高級腕時計の代表格として、多くのファンを持つロレックス。その人気は新品だけではなく、現在は販売していないモデルが数多く取引される中古市場でも根強い。
そこで今回はオークファンプロPlusを使って、ヤフーオークションで2025年3月中に取り引き去れたロレックスの商品(最低金額8万円以上)を価格順にランキング化。最も高額で取引されたモデルと、その特徴を解説する。
2025年3月中に8万円以上で取引されたロレックスの商品は合計692点。平均取引価格は40万9,704円だった。
中でも高額取引価格を記録したモデルは次の3本。「“フローティング”希少文字盤 付属品完品 6263」(591万7,001円)と「サブマリーナ デイト 116618LB ランダム番 ルーレット K18YG 金無垢 自動巻き」(489万910円)、そして「デイトナ 逆6 N番 16518G K18YG/クロコ」(352万2,728円)だ。なお、ここで取り上げている商品名は基本的に出品時の表記に沿っている。

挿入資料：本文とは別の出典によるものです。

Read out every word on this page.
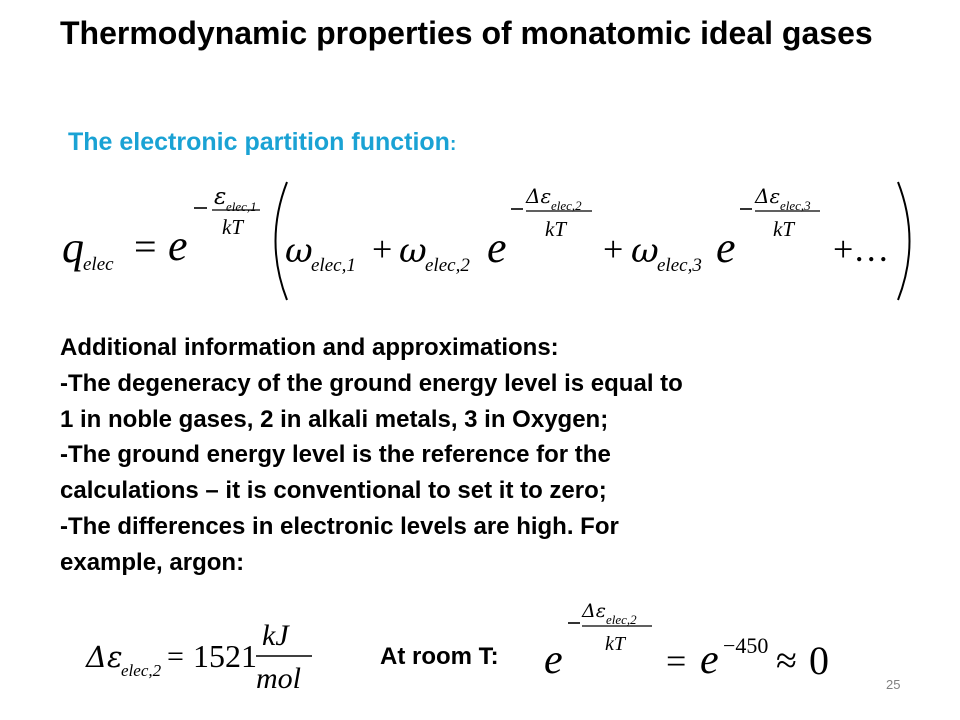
Thermodynamic properties of monatomic ideal gases
The electronic partition function:
q elec = e
ε elec,1
kT
ω
elec,1 + ω
elec,2 e
Δε elec,2
kT + ω
elec,3 e
Δε elec,3
kT +…
Additional information and approximations:
-The degeneracy of the ground energy level is equal to
1 in noble gases, 2 in alkali metals, 3 in Oxygen;
-The ground energy level is the reference for the
calculations – it is conventional to set it to zero;
-The differences in electronic levels are high. For
example, argon:
Δε
elec,2 = 1521
kJ
mol
At room T: e
Δε elec,2
kT = e −450 ≈ 0
25
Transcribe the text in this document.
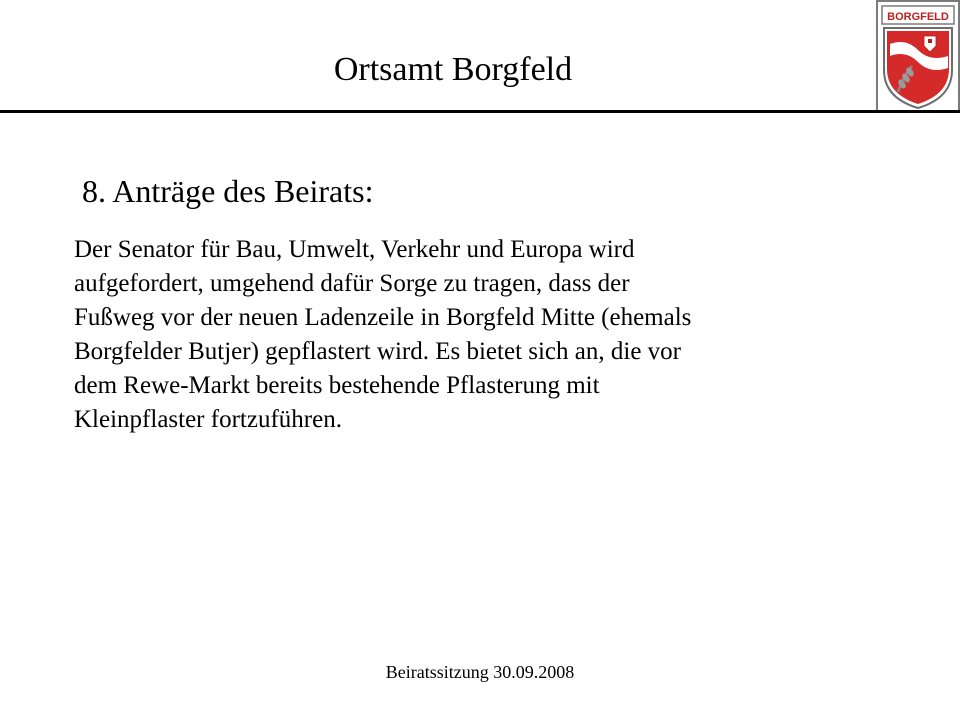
Ortsamt Borgfeld
BORGFELD
8. Anträge des Beirats:
Der Senator für Bau, Umwelt, Verkehr und Europa wird
aufgefordert, umgehend dafür Sorge zu tragen, dass der
Fußweg vor der neuen Ladenzeile in Borgfeld Mitte (ehemals
Borgfelder Butjer) gepflastert wird. Es bietet sich an, die vor
dem Rewe-Markt bereits bestehende Pflasterung mit
Kleinpflaster fortzuführen.
Beiratssitzung 30.09.2008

一見すると、3月に最も高額で落札された「“フローティング”希少文字盤 付属品完品 6263」の出品画像は、一般的なロレックスの「デイトナ」モデルと同じに見える。出品名には「フローティング」とあるが、通常のモデルと何が違うのだろうか? 時計ジャーナリストの渋谷康人氏に解説してもらった。
「1971年に登場したRef.6263は、6265と並んで、デイトナの中でも最もコレクター人気の高いモデル。搭載されるムーブメントはバルジューベースの手巻きCal727で、今では一般的な防水性に優れたネジ込み式リューズを、なぜか何十年も前に採用。またオイスターケースが採用されたので、文字盤12時位置に『OYSTER』の文字が入ったことでも有名。
そして写真のモデルは6時位置のインダイヤルの上に入った『DAYTONA』の文字が赤い。実はこの赤い文字にはフォントが細い“スモールレッド”とフォントが太い“ビッグレッド”があり、どうやらこれはフォントが太い“ビッグレッド”。どれも希少なことからコレクターのターゲットになっているので高額になるのは納得できる。
なおこの時計は『“フローティング”希少文字盤』として出品されているが“フローティング”の名称は自動巻き化されてRef.が5桁になってからの希少モデルなので、“ビッグレッド”の間違い、出品者の勘違いだと思われる。」
どうやら今回出品されていたのは、「フローティング」ではなく「ビッグレッド」と呼ばれる別の希少モデルだったよう。いずれにせよ珍しいモデルであることは間違いない。やはりオークションサイトにもお宝が眠っている。定期的に覗いてみるのも面白いかもしれない。